The UN Conference on Trade and Development (UNCTAD) warned on Tuesday that the reopening of the Strait of Hormuz, while bringing immediate relief to energy markets, leaves vulnerable economies exposed to prolonged increases in food and fuel costs. The strait, which normally carries about one-fifth of global oil and gas supplies, was effectively paralysed for over 100 days following joint US-Israeli strikes on Iran in late February.
Energy Markets Recover Faster Than Food and Transport Systems
UNCTAD's new report highlights that food and transport systems are likely to take longer to recover than energy markets, as disrupted supply chains need more time to reset. Although Brent crude has fallen sharply to around $73 a barrel, close to pre-conflict levels, following an interim US-Iran agreement, higher fuel, gas and fertiliser costs could continue to feed through into agricultural production, transport costs and household budgets.
Vulnerable Economies Face Prolonged Risks
According to UNCTAD, vulnerable economies remain particularly exposed to oil and fertiliser price shocks. Persistently high food prices could place further pressure on poorer households. The agency noted that a 5% increase in food prices can significantly raise the risk of childhood wasting. UNCTAD identified 61 vulnerable economies exposed to oil and cereal import shocks linked to the Strait of Hormuz disruption.

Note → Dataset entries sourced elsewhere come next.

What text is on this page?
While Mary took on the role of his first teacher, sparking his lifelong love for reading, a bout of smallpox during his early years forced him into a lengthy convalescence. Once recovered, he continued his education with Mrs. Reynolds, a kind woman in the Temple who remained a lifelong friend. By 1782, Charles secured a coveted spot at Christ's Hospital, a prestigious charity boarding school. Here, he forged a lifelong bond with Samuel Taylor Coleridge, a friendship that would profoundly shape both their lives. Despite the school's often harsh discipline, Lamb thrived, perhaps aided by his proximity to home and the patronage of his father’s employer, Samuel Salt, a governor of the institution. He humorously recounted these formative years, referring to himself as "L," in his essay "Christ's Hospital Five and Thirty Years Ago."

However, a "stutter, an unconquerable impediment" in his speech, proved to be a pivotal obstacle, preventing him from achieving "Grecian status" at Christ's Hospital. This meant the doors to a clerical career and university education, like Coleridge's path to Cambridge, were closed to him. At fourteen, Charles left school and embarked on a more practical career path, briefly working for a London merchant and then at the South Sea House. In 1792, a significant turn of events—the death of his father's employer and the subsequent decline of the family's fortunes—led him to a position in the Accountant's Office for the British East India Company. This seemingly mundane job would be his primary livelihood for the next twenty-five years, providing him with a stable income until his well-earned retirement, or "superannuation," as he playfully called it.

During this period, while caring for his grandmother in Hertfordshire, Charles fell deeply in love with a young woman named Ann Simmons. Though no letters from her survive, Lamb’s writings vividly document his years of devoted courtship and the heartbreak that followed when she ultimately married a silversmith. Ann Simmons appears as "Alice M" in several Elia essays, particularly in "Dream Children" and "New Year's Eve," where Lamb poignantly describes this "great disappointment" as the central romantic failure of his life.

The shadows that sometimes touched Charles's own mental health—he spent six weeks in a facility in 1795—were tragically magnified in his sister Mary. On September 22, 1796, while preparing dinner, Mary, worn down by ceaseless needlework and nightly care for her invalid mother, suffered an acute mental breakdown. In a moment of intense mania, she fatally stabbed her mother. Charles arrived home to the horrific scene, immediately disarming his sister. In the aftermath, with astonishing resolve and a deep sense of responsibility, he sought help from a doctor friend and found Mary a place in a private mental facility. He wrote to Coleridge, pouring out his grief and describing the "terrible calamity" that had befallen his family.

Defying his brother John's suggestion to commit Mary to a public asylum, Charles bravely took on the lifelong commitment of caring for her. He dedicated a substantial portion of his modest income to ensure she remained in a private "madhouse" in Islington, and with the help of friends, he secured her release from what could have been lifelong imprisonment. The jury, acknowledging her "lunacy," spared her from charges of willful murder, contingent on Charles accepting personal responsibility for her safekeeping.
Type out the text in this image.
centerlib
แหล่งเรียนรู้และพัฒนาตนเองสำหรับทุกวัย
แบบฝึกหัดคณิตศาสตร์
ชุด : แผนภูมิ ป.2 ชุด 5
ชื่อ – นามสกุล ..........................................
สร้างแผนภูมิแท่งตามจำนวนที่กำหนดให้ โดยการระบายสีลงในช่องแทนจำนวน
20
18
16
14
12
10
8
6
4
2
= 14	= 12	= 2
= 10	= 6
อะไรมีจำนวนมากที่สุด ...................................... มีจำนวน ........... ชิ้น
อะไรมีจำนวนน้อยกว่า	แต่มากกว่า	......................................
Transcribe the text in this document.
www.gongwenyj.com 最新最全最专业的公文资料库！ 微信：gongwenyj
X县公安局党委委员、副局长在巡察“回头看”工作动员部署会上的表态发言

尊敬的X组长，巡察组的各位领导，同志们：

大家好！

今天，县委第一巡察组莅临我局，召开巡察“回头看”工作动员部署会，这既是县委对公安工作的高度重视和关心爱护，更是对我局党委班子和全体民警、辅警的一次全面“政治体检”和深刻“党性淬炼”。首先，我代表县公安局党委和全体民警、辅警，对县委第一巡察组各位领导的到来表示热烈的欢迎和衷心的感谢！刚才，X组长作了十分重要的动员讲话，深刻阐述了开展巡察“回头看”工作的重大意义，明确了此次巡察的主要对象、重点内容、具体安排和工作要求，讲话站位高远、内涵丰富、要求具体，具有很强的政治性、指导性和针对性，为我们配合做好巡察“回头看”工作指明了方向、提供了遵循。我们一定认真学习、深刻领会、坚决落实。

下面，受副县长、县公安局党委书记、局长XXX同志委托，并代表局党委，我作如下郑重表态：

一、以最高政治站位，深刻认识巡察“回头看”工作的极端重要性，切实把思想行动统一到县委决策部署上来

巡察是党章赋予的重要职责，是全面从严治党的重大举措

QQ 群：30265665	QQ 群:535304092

Cape Verde as a Case Study
Among the affected economies is Cape Verde, which relies heavily on imported fuel. The country has experienced rising electricity, transport and food costs that could continue even after energy markets stabilise. UNCTAD's analysis underscores that the ripple effects of the disruption will be felt for months, particularly in nations with limited capacity to absorb price spikes.